We are all quiet. We are doing the simulated surgery movements. Harry Morgan, if he had been there, would have been professional, but McLean was just looking for trouble.

He was looking me right in the eyes, holding a surgical clamp, Portraying the flustered Henry Blake. He has begun the dramatic line, but I noticed his eyes had this specific, mischievous twinkle, this look that said, “Watch this, kid.

And that’s when it happened.

McLean didn’t drop the line. He didn’t invent a silly medical term. He didn’t even make a funny face, which was his usual move.

Instead, with his eyes locked on mine over his surgical mask, he simply… changed the frequency of his voice.

He began the serious, emotional line in that manic, cartoonish Henry Blake voice we all know, but it was incredibly high-pitched, like he had just swallowed a helium balloon.

But here is the thing that really made it legendary on the set: he didn’t do it as McLean. He didn’t break. He kept doing the Henry Blake acting, but it was acting with a voice that was three octaves too high.

I swear, my brain just stopped. For perhaps a full second, the efficient Radar just became an utterly confused, terrified young actor named Gary.

I looked down at the prosthetic patient. I could feel my face going scarlet under the mask.

I tried to keep handing the instrument to him, but I couldn’t. I just couldn’t.

My efficient, robotic hand just started shaking. Then I started making this quiet, strangulated wheezing sound into my mask.

Once McLean heard that, once he knew he had broken me—his “Grumpy Little Radar,” as he sometimes called me—the entire scene just collapsed.

Alan Alda, who was Portraying Hawkeye standing right next to me, just collapsed onto the operating table, laughing so hard he actually slid down the prosthetic body. Wayne Rogers was howling behind his mask.

But the real escalation, the thing that solidified it as unforgettable, was when we looked across the Stage 9 OR set.

Larry Linville, who played the typically serious Frank Burns, was actually doubled over, hands on his knees, gasping for air.

Even our director, who was usually very serious about the tight production schedule on MASH*, started laughing right into his headset, which the crew could hear through their walkie-talkies.

The entire 20th Century Fox Stage 9 soundstage, a professional multi-camera production involving over a hundred people, came to a grinding halt.

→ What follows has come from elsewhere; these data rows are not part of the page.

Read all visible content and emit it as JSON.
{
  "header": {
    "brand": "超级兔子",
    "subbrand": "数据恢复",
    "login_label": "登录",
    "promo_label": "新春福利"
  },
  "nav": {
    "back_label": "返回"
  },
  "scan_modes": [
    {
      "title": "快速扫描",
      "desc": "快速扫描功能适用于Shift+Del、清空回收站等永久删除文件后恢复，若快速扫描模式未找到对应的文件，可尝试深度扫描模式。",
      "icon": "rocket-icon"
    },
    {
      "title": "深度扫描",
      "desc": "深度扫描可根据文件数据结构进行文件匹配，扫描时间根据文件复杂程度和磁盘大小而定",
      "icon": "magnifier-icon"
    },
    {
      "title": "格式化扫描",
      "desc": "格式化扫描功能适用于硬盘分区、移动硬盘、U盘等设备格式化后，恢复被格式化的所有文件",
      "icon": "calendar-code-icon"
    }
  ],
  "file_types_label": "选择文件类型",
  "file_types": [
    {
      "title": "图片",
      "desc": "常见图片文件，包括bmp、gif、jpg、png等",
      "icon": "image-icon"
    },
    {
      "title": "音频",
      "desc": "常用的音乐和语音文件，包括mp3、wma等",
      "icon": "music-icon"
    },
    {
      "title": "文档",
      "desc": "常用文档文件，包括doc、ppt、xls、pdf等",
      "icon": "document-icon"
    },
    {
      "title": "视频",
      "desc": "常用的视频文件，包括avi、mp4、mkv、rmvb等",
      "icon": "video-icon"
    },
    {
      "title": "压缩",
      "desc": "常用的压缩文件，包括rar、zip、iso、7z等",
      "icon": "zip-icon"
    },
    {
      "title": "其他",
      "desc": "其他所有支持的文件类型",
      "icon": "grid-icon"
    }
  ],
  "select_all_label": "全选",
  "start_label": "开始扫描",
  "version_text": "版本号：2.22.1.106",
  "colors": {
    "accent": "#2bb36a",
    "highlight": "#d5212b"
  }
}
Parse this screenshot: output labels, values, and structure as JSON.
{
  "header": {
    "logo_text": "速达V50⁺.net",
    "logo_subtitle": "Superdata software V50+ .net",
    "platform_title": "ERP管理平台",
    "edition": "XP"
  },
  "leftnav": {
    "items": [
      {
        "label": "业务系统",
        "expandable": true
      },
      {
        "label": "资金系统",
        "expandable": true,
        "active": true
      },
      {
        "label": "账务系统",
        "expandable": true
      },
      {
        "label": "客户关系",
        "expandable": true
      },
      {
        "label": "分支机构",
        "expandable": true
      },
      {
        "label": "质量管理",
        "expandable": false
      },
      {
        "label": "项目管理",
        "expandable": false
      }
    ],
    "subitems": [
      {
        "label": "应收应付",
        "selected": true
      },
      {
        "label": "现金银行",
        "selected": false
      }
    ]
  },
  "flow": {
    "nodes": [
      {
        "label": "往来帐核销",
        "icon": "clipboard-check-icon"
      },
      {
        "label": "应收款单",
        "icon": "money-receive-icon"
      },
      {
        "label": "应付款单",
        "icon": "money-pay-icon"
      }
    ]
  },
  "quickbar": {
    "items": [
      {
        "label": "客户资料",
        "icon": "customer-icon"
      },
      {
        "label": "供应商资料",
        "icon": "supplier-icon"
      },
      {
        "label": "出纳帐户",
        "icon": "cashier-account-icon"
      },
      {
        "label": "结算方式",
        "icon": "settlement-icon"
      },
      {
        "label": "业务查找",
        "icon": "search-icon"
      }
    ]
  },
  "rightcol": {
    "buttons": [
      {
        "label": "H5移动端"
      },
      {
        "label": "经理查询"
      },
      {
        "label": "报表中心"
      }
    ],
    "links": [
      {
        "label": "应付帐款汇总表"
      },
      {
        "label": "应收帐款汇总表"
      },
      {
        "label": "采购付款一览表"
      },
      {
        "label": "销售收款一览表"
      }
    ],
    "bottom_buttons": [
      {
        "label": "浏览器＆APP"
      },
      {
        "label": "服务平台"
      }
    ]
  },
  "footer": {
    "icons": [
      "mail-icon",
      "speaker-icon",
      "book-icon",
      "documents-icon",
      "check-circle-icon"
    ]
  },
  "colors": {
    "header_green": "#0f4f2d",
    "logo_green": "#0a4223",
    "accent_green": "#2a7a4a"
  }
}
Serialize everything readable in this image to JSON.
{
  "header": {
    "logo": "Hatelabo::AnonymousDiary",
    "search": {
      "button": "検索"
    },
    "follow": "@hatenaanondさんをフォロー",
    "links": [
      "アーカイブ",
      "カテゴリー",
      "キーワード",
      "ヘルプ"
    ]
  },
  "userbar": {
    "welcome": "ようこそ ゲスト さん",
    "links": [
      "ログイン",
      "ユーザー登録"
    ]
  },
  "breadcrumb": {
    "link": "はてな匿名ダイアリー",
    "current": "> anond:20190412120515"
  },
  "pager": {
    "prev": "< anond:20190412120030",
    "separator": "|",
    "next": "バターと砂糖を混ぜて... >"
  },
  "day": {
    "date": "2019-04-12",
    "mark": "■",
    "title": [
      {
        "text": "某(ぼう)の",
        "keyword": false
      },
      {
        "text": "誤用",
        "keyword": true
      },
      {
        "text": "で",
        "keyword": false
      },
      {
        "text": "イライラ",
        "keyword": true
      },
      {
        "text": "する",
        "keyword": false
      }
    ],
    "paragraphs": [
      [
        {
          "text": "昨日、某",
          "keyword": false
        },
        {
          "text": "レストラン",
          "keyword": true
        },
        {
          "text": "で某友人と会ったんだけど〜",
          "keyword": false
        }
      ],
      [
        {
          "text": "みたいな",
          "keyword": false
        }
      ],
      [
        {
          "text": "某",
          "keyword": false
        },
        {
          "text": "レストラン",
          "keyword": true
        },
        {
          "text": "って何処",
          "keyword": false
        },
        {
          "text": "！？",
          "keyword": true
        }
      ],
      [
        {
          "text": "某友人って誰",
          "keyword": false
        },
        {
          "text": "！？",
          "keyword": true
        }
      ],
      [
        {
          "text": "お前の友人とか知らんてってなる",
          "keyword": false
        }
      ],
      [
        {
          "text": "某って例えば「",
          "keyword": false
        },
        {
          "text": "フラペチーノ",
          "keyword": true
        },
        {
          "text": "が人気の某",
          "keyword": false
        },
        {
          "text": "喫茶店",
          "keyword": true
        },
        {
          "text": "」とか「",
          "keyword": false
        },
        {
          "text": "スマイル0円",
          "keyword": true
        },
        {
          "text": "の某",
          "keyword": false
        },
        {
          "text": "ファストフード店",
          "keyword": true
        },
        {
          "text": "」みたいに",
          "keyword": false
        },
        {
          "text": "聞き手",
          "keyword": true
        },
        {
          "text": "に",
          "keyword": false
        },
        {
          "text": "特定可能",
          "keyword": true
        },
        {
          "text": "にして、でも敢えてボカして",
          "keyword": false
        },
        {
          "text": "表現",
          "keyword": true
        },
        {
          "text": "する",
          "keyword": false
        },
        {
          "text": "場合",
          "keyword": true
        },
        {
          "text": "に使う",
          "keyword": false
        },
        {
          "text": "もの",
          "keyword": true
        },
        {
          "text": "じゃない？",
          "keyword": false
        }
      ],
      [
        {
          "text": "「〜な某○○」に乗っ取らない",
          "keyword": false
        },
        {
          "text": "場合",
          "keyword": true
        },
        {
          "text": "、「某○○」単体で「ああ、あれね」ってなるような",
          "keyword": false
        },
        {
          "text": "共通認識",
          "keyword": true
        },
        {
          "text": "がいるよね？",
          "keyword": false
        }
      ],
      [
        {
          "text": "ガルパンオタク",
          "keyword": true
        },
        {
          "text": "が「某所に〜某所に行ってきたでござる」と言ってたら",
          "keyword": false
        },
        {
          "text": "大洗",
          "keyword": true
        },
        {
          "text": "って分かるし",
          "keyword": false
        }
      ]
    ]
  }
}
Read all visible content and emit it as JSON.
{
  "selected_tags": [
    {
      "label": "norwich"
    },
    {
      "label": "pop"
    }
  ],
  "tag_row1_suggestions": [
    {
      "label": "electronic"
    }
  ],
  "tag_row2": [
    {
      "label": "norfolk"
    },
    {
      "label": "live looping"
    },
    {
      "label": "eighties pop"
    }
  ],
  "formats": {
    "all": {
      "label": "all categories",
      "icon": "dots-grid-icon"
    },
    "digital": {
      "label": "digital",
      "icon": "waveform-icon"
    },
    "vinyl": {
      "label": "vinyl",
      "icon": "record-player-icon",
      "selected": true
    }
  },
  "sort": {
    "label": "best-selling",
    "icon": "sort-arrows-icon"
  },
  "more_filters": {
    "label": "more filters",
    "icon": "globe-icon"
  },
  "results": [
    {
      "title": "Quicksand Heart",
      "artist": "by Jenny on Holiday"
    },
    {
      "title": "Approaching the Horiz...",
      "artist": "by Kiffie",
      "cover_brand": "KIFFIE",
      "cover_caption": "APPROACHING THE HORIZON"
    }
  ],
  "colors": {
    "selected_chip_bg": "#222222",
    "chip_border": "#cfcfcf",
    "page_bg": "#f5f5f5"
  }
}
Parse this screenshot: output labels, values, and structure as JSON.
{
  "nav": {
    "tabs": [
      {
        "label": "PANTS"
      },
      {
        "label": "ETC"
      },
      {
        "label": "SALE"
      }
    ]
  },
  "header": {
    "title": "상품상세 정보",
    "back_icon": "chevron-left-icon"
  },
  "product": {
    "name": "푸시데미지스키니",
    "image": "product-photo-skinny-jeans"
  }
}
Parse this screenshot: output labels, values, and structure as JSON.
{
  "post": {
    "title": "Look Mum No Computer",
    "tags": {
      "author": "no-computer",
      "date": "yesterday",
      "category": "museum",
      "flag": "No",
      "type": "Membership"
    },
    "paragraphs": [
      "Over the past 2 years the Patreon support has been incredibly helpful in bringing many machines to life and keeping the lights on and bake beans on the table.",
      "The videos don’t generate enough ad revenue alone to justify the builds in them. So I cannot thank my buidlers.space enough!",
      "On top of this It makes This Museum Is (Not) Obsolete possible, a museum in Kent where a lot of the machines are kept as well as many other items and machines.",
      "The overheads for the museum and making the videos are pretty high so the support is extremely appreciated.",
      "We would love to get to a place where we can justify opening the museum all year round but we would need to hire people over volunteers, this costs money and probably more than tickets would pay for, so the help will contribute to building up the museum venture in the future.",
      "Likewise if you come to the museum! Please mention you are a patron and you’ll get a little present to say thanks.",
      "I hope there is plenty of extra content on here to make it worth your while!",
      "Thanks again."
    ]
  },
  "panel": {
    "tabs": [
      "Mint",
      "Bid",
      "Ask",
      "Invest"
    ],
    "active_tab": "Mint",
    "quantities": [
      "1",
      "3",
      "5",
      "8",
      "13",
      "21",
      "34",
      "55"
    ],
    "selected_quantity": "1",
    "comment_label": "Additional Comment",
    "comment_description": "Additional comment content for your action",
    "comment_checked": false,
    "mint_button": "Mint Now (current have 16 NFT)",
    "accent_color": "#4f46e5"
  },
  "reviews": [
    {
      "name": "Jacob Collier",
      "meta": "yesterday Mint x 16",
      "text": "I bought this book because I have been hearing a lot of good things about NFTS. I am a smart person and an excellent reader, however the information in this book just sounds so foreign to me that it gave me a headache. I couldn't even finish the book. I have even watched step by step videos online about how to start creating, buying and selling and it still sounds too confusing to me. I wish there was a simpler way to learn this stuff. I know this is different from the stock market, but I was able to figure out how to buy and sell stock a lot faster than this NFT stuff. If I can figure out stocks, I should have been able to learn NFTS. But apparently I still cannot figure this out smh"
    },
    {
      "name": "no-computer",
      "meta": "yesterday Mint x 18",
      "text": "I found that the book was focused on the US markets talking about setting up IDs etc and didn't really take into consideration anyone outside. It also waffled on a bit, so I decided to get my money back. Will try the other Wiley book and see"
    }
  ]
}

McLean just stood there, center-stage in his surgical gown, utterly serene. He looked around the chaotic set, which he had created with a single vocal inflection, and chuckled, entirely pleased with himself.

“Gary, buddy,” he said in his normal manic voice, “you gotta be flexible. Henry has a lot of pressures. Sometimes his voice cracks.

We could not stop. Multiple retakes failed entirely. It became this contagious energy. Whenever McLean would just inhale to begin the line, I would start wheezing.

The cameramen were shaking the heavy Panavision cameras because they were laughing into the viewfinders. The boom microphone actually dipped into the shot at one point because the operator was laughing too hard to hold it.

It became this chaotic, legendary day. We probably lost forty-five minutes of valuable production time, which was unheard of on a show with that pacing, just to get back to a point where we could say the actual words without breaking.

Funny mistake? More like a joyful demolition of my serious process.

McLean never let me forget it. He actually made me promise I would tell that story in every interview I ever gave about him.

It’s an unforgettable moment. If you were a fan of MASH*, you saw the finished product, the tragedy mixed with the comedy. But for us, that chaotic OR was sometimes the thing that kept us sane.

If Gary Burghoff was too serious about Radar, McLean was there to remind me I was also just a guy Portraying a character.

The interviewer asked if I wished we could see the blooper reel. I told her no. I told her I want the fans to keep that polished tragedy, but I am happy I get to keep the chaos.

Funny accidents? They are usually the thing you remember decades later when the intellectuals stop talking, aren’t they?

The public gets the message, but I get to remember McLean Stevenson wheezing through his surgical mask.

Isn’t it funny how a moment written for serious drama can, years later, become your favorite confession?